Protests and Corruption Allegations Overshadow
BAE Systems AGM, Wednesday 5 May 2004

Photo-call: Tony Blair and the Dick Evans, Chairman of BAE Systems will be cavorting in a bed outside the AGM venue, The Queen Elizabeth II Conference Centre in London (opposite Westminster Abbey), under a banner reading 'Labour's Foreign Policy Starts Here' at 10.00 am on Wednesday 5 May

LONDON: BAE System's unethical influence on Government Policy [1] and allegations of institutional corruption are expected to top the agenda at the Annual General Meeting of BAE Systems, Europe's largest Arm's company [2], on Wednesday 5th May. Supporters of Campaign Against Arms Trade will demonstrate outside the meeting at 10.00 am and join other shareholders inside the meeting which starts at 10.30 a.m. at the Queen Elizabeth II Conference Centre (opposite Westminster Abbey).

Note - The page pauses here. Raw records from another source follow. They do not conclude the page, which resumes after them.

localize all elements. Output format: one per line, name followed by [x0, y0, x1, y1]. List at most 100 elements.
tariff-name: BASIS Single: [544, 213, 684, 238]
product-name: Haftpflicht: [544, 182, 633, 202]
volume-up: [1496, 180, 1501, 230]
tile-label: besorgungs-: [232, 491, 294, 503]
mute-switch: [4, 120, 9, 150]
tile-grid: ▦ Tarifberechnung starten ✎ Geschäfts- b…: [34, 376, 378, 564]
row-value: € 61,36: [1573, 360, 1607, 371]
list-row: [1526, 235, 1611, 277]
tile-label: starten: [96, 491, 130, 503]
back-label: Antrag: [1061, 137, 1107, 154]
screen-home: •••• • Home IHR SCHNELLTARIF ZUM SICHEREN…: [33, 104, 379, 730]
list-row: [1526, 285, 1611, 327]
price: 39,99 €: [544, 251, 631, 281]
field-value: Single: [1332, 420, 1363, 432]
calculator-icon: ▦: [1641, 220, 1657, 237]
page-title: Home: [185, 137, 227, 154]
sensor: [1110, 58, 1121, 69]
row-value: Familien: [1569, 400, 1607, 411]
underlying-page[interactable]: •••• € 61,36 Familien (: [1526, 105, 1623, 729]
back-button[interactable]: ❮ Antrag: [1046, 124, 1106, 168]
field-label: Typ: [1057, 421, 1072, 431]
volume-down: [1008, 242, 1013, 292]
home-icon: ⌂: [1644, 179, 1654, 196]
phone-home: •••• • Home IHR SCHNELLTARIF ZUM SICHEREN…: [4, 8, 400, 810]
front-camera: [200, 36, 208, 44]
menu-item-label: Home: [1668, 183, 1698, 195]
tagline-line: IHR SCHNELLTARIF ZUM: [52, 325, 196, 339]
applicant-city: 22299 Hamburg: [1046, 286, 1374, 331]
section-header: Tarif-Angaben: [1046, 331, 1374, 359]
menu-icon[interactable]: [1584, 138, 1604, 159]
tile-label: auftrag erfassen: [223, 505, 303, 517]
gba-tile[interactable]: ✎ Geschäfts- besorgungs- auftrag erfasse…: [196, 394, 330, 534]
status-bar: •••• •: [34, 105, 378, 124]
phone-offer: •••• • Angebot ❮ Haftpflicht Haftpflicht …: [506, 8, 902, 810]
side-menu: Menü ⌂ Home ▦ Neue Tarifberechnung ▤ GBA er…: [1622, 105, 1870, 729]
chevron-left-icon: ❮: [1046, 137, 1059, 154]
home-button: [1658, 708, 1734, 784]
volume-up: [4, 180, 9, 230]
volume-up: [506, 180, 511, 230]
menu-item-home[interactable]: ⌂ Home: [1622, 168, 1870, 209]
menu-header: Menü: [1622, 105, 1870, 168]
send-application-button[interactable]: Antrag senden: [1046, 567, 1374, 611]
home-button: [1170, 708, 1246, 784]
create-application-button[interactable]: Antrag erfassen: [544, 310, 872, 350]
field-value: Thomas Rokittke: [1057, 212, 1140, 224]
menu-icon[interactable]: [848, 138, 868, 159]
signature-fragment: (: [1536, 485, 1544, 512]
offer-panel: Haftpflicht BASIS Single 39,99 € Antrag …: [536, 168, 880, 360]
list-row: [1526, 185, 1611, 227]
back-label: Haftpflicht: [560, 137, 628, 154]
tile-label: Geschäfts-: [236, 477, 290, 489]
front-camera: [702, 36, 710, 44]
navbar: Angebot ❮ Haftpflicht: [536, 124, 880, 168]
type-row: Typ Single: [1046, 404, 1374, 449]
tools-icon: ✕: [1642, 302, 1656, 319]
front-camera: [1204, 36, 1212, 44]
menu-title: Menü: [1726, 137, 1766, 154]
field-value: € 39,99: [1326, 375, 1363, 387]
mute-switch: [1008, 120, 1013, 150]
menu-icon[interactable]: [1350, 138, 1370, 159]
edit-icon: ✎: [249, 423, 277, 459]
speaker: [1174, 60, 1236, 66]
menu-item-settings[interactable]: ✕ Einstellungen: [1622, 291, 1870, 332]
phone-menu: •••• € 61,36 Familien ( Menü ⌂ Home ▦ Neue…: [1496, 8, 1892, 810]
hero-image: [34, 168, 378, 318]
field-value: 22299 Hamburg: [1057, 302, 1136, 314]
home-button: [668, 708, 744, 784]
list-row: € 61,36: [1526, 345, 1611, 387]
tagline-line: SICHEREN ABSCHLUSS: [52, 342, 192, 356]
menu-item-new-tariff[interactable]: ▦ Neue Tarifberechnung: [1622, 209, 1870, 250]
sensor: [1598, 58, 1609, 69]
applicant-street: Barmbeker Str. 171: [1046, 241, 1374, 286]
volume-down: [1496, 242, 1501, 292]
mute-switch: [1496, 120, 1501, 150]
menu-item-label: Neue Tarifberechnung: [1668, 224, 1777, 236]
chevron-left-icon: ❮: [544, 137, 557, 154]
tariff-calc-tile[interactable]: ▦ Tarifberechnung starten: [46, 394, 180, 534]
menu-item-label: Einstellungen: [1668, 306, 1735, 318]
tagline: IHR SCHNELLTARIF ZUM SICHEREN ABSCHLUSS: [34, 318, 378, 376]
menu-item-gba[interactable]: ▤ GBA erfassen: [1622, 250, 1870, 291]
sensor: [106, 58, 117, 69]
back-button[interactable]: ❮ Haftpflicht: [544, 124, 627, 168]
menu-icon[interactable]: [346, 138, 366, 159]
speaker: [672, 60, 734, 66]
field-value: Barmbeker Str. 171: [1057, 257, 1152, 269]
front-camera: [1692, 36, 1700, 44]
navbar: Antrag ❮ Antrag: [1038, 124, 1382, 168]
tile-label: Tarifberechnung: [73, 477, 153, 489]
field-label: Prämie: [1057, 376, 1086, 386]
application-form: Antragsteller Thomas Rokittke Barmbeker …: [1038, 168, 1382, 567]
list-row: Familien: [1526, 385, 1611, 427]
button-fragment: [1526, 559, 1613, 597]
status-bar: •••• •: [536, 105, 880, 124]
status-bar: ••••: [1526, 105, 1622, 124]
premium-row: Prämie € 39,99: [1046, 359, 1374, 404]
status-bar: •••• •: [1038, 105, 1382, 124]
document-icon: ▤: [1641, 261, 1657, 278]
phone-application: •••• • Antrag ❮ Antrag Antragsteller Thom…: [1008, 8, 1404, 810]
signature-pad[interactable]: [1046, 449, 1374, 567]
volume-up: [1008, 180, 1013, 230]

The AGM comes at a time of BAE corruption allegations both at home and abroad involving Saudi Arabia, the Czech Republic, India and South Africa. Questions are expected from shareholder activists at the AGM around these and other issues.

Andrew Wood from Campaign Against Arms Trade said "Labour's foreign policy is being dictated by arms companies like BAE systems. It's time the tail stopped wagging the dog and Labour took control of its foreign policy.

One only has to consider the sale of BAE's Hawk fighter aircraft to India for example. It will do nothing to prevent conflict with Pakistan over Kashmir, quite the opposite. The Government should impose an arms embargo rather than fanning the flames of conflict between these nuclear weapon states with arms sales." [3]

ENDS

CONTACT: 020 7281 0297

Editor's Notes
A briefing for journalists is available on request.
[1] The close relationship between Labour and the arms industry is examined by Ph D candidate Emma Mayhew from Bristol University in the short briefing 'Brothers in Arms' at http://www.naspir.org/members/emma_mayhew/brothers_in_arms.doc
[2] BAE Systems is Europe's largest arms company selling around £9.4 billion worth of arms each year.
[3] BAE's Hawk jets have been sold to Brunei, Indonesia, Kenya, Kuwait, Malaysia, Oman, Saudi Arabia, South Korea, UAE and Zimbabwe.